Is that academically gifted, high-performing, twentysomething graduate trainee on your team an example of intelligence and ambition incarnate ?
Or is he simply an egomaniac with delusions about his own abilities ? If you work in an investment bank or professional services firm, the latter is a distinct possibility. Unintentionally, they may simply be hiring narcissists.
eFINANCIAL CAREERS reports that a recent PhD thesis from Jeff Simpson, a student at Massey University in New Zealand found that organisations that seek to attract graduates using elitist graduate marketing messages are particularly likely to attract egomaniacs.
Simpson looked at 75 recent recruits to the graduate programme of a professional services firm. Eleven were found to be narcissists.

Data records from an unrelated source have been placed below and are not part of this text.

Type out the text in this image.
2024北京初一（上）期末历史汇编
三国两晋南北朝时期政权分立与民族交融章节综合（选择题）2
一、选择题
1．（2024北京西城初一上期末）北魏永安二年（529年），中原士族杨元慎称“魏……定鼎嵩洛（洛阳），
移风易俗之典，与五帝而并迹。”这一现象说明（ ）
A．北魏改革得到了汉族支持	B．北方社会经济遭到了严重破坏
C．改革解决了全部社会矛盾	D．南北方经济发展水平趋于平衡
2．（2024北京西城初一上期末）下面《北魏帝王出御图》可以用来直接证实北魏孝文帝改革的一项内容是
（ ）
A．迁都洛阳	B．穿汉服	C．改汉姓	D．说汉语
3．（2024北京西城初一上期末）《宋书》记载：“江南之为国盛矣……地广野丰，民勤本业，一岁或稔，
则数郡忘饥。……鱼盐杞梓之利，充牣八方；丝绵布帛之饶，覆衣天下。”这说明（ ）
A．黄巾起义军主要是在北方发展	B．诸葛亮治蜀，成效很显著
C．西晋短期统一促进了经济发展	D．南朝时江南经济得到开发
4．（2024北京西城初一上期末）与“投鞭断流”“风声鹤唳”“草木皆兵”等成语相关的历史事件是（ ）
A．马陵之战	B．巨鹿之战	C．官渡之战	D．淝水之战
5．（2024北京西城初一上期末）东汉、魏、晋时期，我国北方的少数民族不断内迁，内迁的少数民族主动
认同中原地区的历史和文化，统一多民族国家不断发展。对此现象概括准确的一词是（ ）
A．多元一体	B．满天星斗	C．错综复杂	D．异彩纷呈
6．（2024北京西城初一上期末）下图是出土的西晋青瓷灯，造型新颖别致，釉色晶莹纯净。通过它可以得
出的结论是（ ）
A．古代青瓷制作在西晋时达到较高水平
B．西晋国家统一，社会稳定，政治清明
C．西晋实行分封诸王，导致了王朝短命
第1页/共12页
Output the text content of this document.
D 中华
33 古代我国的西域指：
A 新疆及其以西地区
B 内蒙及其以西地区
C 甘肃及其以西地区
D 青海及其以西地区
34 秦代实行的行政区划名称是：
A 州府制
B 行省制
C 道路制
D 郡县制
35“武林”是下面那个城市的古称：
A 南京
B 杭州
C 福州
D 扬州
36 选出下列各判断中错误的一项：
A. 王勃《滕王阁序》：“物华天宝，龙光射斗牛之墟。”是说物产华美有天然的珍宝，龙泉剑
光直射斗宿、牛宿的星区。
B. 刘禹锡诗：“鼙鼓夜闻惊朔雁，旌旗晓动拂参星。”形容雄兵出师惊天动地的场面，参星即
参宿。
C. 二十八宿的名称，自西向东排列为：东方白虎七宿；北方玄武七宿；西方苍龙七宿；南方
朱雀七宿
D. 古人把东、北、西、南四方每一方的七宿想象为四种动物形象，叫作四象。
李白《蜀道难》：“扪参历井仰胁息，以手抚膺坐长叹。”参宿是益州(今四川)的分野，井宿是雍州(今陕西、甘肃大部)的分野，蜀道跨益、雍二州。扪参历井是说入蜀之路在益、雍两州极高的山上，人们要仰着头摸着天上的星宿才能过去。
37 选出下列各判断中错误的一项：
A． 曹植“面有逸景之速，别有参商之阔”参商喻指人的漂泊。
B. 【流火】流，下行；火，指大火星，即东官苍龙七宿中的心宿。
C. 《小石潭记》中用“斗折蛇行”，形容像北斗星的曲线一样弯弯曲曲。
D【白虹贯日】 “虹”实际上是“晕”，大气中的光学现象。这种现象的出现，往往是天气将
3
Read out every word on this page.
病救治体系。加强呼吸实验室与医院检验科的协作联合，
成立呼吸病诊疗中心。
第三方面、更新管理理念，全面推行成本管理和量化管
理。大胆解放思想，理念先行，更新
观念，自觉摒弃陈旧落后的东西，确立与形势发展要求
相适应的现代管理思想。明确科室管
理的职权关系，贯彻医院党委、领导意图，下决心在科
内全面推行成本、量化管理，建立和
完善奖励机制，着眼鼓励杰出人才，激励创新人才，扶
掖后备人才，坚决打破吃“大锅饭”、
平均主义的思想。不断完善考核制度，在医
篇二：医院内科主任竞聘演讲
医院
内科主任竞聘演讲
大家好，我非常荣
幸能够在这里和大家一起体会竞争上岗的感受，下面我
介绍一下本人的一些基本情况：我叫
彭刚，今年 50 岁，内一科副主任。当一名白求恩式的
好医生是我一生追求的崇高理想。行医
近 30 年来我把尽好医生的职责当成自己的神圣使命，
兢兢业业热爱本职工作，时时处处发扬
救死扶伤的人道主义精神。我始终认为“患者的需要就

Several things make investment banks particularly vulnerable to applications from self-lovers. Banks’ graduate recruiters say that at least 70% of their graduate applications are now from men – and men are more prone to egomania (in Simpson’s study, 64% of the narcissistic trainees were male).
Banks are also known as elitist status-heavy places which pay well. 'Organisations that use messages emphasizing status and money will attract more narcissistic applicants', confirmed Jean Twenge, a psychology professor at San Diego State University and co-author of book, The Narcissism Epidemic.
And banks are big on competency interviews for their graduate recruits. By providing an opportunity for individuals to talk confidently about their successes in the past, competency interviews just encourage narcissists, said Simpson: 'The competency-based interview is the ideal opportunity for narcissists to shine'.